I love investment adages. That's a blog post for another day. The adage for today is: Sell your losers and let your winners run. That type of advice can be extremely relevant as we close in on the end of the year and investors consider selling out of losing positions and harvesting tax losses in their taxable investment accounts.

Since net capital losses are limited to $3,000 in a year although higher net losses can be carried forward into future tax years, the decision becomes whether to take some money off the table in positions with gains.

What's really on the table today isn't tax harvesting but the use of a trailing sell stop-on-quote order, called a "trailing stop" order, to give you the confidence to let your winners run. Retail stock market investors should learn about all the different types of orders available to them in their brokerage accounts. The trailing stop is just one such order.

With this type of a trailing stop, the investor stays invested in the stock until the stock backs off from its current price when you place the order or its subsequent highs, either on a percentage basis or as a fixed-dollar amount.
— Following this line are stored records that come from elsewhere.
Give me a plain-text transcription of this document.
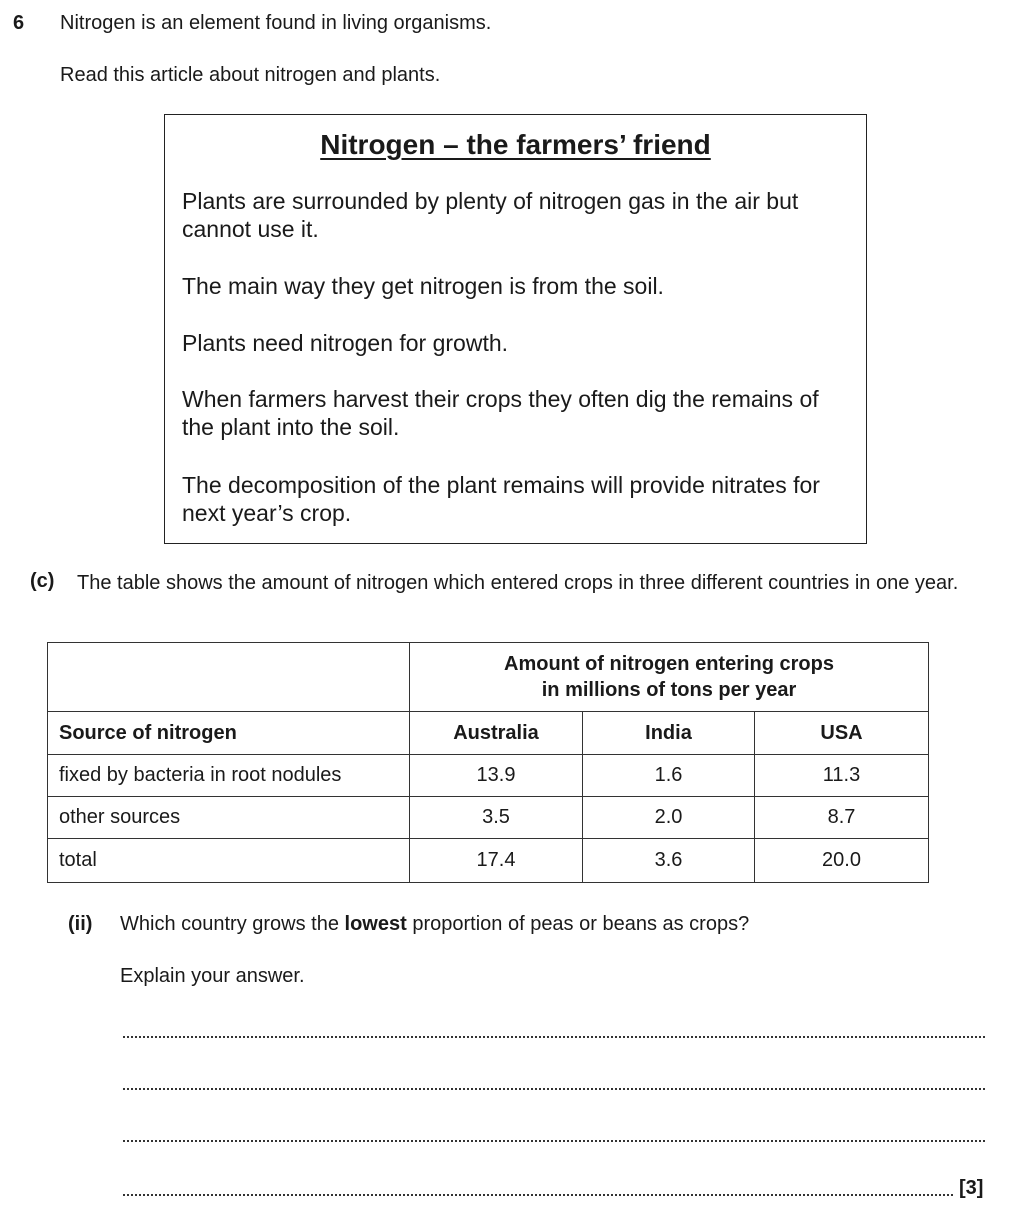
6 Nitrogen is an element found in living organisms.
Read this article about nitrogen and plants.
Nitrogen – the farmers’ friend
Plants are surrounded by plenty of nitrogen gas in the air but cannot use it.
The main way they get nitrogen is from the soil.
Plants need nitrogen for growth.
When farmers harvest their crops they often dig the remains of the plant into the soil.
The decomposition of the plant remains will provide nitrates for next year’s crop.
(c) The table shows the amount of nitrogen which entered crops in three different countries in one year.

	Amount of nitrogen entering crops
in millions of tons per year		

Source of nitrogen	Australia	India	USA
fixed by bacteria in root nodules	13.9	1.6	11.3
other sources	3.5	2.0	8.7
total	17.4	3.6	20.0
(ii) Which country grows the lowest proportion of peas or beans as crops?
Explain your answer.
[3]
That's because the trailing stop resets itself as the stock price heads higher but doesn't reset lower if the stock price falls. If the stock price falls off and touches the trailing stop price, the trade becomes a market order and the investor is sold out of the position.

There's no guarantee that the trade will execute exactly at the stop price because the order will execute at the market price. But in a liquid market, the shares will trade very close to or at the stop price, which is based on the bid price in the market for the stock. (Stocks trade on a bid-asked spread, which is at least a penny. Buyers are willing to pay the bid. Sellers are willing to sell at the asked or offered price.)
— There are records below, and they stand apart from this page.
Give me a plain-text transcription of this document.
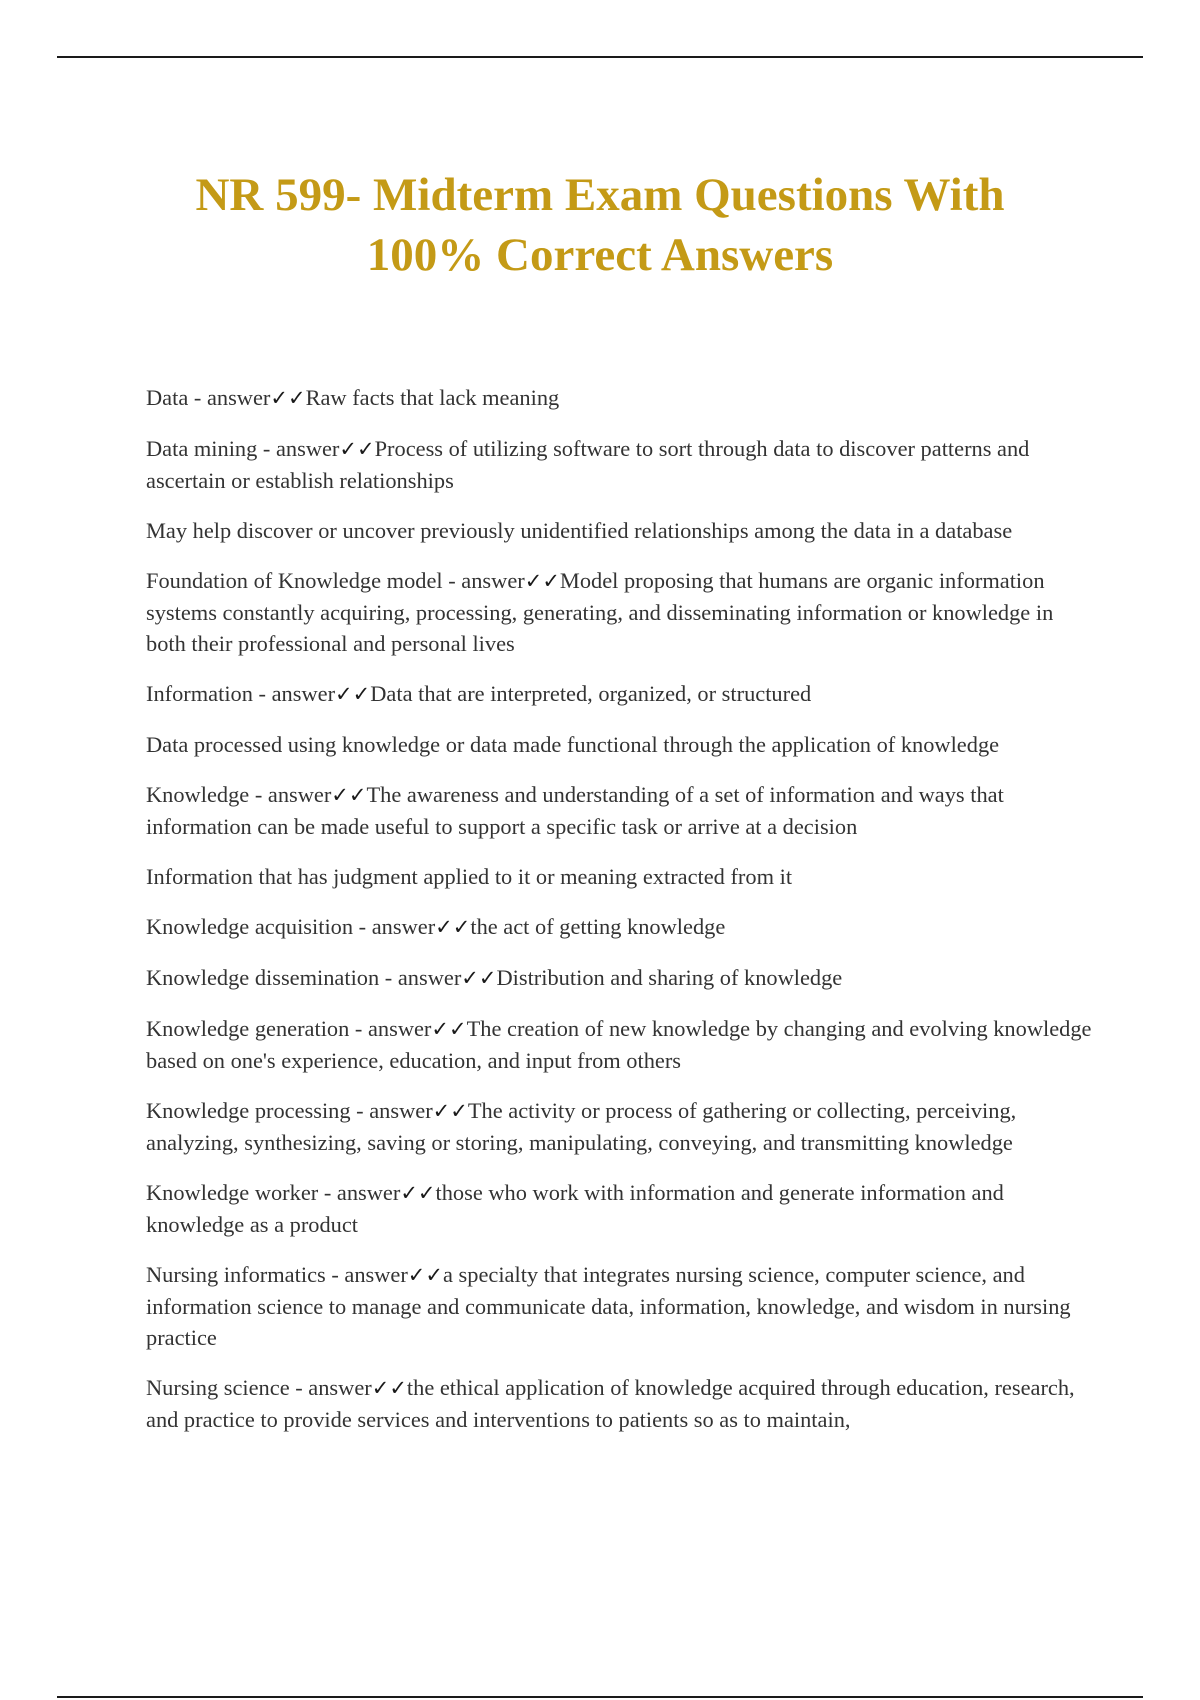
NR 599- Midterm Exam Questions With
100% Correct Answers

Data - answer✓✓Raw facts that lack meaning

Data mining - answer✓✓Process of utilizing software to sort through data to discover patterns and ascertain or establish relationships

May help discover or uncover previously unidentified relationships among the data in a database

Foundation of Knowledge model - answer✓✓Model proposing that humans are organic information systems constantly acquiring, processing, generating, and disseminating information or knowledge in both their professional and personal lives

Information - answer✓✓Data that are interpreted, organized, or structured

Data processed using knowledge or data made functional through the application of knowledge

Knowledge - answer✓✓The awareness and understanding of a set of information and ways that information can be made useful to support a specific task or arrive at a decision

Information that has judgment applied to it or meaning extracted from it

Knowledge acquisition - answer✓✓the act of getting knowledge

Knowledge dissemination - answer✓✓Distribution and sharing of knowledge

Knowledge generation - answer✓✓The creation of new knowledge by changing and evolving knowledge based on one's experience, education, and input from others

Knowledge processing - answer✓✓The activity or process of gathering or collecting, perceiving, analyzing, synthesizing, saving or storing, manipulating, conveying, and transmitting knowledge

Knowledge worker - answer✓✓those who work with information and generate information and knowledge as a product

Nursing informatics - answer✓✓a specialty that integrates nursing science, computer science, and information science to manage and communicate data, information, knowledge, and wisdom in nursing practice

Nursing science - answer✓✓the ethical application of knowledge acquired through education, research, and practice to provide services and interventions to patients so as to maintain,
As an example, say Apple stock currently trades at $500 per share. If you own 100 shares and want to stay invested in Apple as long as the stock price doesn't fall by more than 5 percent, you could place a 5 percent trailing stop on Apple. If Apple stock trades no higher, the stop level is $475. However, if Apple stock trades up to $550, the trailing stop level would be $522.50. If it trades up to $600, the trailing stop is set at $570. Alternately, you can set the trailing stop as a dollar amount, say $25, and the trailing stop will continually reset to $25 less than the stock's high after you placed the order. In both types of trailing stops, the stop price adjusts upward as the stock price goes up but doesn't go lower when the stock price goes down.

One important consideration in placing the trailing stop is that you need to set the time parameters on the order. A good-til-canceled, or GTC, order stays in place until you change the order, although some brokerage firms may limit how long a GTC order can be in effect.

You should be careful in setting your stops. You don't want a hair trigger on your stop, or you'll get sold out of your position and might regret no longer owning the stock if a price downdraft is a temporary blip. You'll also want to consider tax effects when trading in a taxable account, including the rules on "wash sales" when you repurchase shares within a 30-day period.

Do you use trailing stops in your account? What's your plan for tax loss harvesting in your account this year?